At 9:10 precisely the Prince phoned me, having just concluded his meeting with Minister of State PROUST.
He and JLA had shot down PROUST’s plan to create an intelligence service under Alain MALRIC.
“PROUST needed resuscitation,” the Prince told me excitedly, enjoying the thrill of finally taking charge. “He looked as if he was having a coronary.”
When the Prince returned to M-Base twenty minutes later, I stood outside the elevator awaiting him with a celebratory martini in hand.
Congratulations, you are finally standing up for yourself and your principality.
Inside, sitting at the bar, the Prince replayed it for me: PROUST claimed to have consulted French Interior Minister Nicolas SARKOZY and Prime Minister Dominique de VILLEPIN with his plan, and said he had received their blessing.
When ordered by the Prince to expand SIGER instead, a crestfallen PROUST replied, Of course we can do that, but we need an international department. PROUST’s idea: Bring in three French intelligence officers to handle liaison.
I shook my head and reiterated the hazards of permitting another country to co-opt the Prince’s intelligence service.
The Prince phoned me at midnight the following evening.
“Let me guess,” I quipped. “You want a martini?”
In fact, the Prince wanted to drop by M-Base next afternoon for further discussion.
But before him, JLA appeared at M-Base, at 7:30 in the morning—his normal time for starting work.
The day before, a Monegasque banker had sent JLA a case of champagne. So the chef de cabinet devised a gift policy: He shared the champagne among Palace staff and let it be known, as an example to others, that all Palace staff will share any gifts directed to me.
I provided JLA with a cryptographic cell phone for future communication. (I gave the Prince one, too, but Albert neglected to learn how to operate it—and, in any case, neglected to carry it with him. He could hardly be blamed for this; he already carried two cell phones and received, he once calculated, fifty calls per hour, mostly from women who believed it their destiny to become Albert's princess.)

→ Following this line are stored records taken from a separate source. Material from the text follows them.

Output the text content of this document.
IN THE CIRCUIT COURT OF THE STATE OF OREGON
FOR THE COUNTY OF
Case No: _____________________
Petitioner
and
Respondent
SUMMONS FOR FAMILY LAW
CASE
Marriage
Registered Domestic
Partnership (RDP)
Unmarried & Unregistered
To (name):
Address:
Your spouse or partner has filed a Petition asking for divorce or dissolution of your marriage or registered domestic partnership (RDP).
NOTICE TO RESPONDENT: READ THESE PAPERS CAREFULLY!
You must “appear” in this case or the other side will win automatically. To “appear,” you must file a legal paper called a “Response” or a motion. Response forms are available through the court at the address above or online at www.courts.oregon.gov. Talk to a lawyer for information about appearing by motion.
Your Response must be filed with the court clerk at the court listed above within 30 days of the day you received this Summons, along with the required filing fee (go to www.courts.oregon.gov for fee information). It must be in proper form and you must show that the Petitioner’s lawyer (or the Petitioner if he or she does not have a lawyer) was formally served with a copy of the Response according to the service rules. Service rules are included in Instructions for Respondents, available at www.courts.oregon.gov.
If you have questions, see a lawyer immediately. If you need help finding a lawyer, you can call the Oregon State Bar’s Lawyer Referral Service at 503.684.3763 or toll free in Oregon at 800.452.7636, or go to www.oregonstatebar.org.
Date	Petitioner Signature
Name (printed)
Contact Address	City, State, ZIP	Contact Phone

I possessed information from a reliable source that Thierry LACOSTE had re-vamped his concept of creating a “kitchen cabinet,” whose true aim would be to wield influence from behind-the-scenes by those (LACOSTE, Steven Saltzman) who maintained conflicts of interest.
Lacoste: "Bathroom cabinet"
“We don’t need a kitchen cabinet,” said a bemused JLA. “We’ve got a real one. I’ll tell the Prince that I’ll leave if a kitchen cabinet is created.”
“May they at least form a bathroom cabinet?” I joked.
LACOSTE had just told JLA’s new cabinet communications director about his meetings in Los Angeles with Tamara ROTOLO’s lawyers, and then instructed her not to tell JLA, which was not only petty, but also insensitive and downright stupid.
It validated other stories doing the rounds about LACOSTE’s indiscretion and incompetence.
Also this: LACOSTE was trying to launch a “think-tank conference” in Monaco and had sent the Palace a six-figure invoice to foot the cost.
JLA intended to speak to LACOSTE later in the day--to annul the invoice and quash his plan for a “think-tank.”
And so, by now, LACOSTE, among others, were sorry JLA had wound up as the Prince’s chef de cabinet.
The un-sheathed knives were being sharpened.
HEBDO: Is it true that you asked him to make reports?
ALBERT: No. It was he who said he heard many rumors in Monaco and has taken the initiative to write notes on different people.